To examine the associations between the use of cannabis and arrest/conviction for cannabis related offences.


Data on cannabis use and arrests/convictions for cannabis related offences were gathered during the course of a 21-year longitudinal study of a birth cohort of Christchurch (New Zealand) born children (N=983). Information on cannabis use, arrests and convictions was gathered over the period from 16 to 21 years.

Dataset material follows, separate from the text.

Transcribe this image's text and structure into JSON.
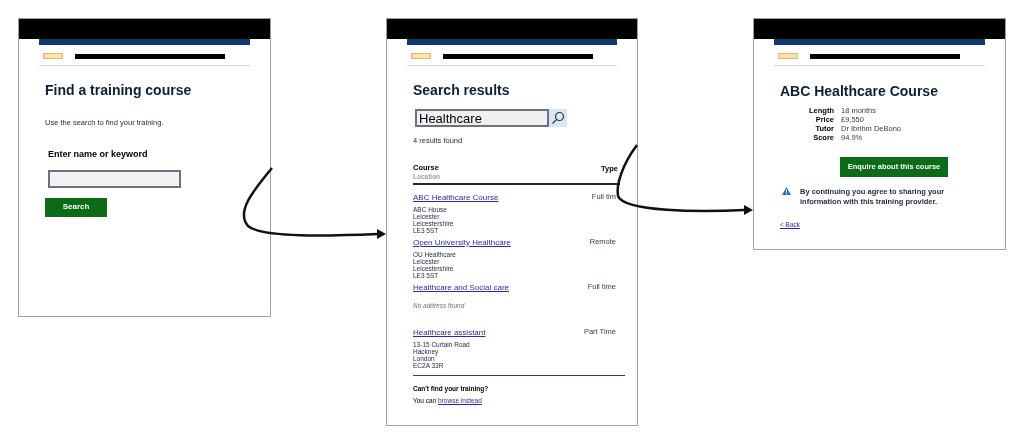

By the age of 21, over two thirds of the cohort had used cannabis on at least one occasion with 5% using cannabis on more than 400 occasions. Amongst cannabis users, 5.1% had been arrested for a cannabis related offence and 3.6% had been convicted of an offence. There was a strong association between the extent of cannabis use and risks of arrest/conviction: over a quarter of those using cannabis on more than 400 occasions had been arrested or convicted for a cannabis related offence compared with less than 1% of those using cannabis on fewer than ten occasions. Māori, those with a previous arrest record for non cannabis related offences and those reporting involvement in violent/property offending were more likely to be arrested or convicted than other cohort members having the same level of cannabis use; in addition, males were more likely to be convicted than females with the same level of cannabis use. Arrest/conviction for a cannabis related offence did not reduce the use of cannabis: of those arrested/convicted, 95% either increased their use or continued with the same level of cannabis use subsequent to their arrest.


The results of this study reinforce concerns about laws relating to the use and possession of cannabis. The findings show that the law was administered in an inefficient way, the application of the law was biased, and the law was ineffective in reducing cannabis use.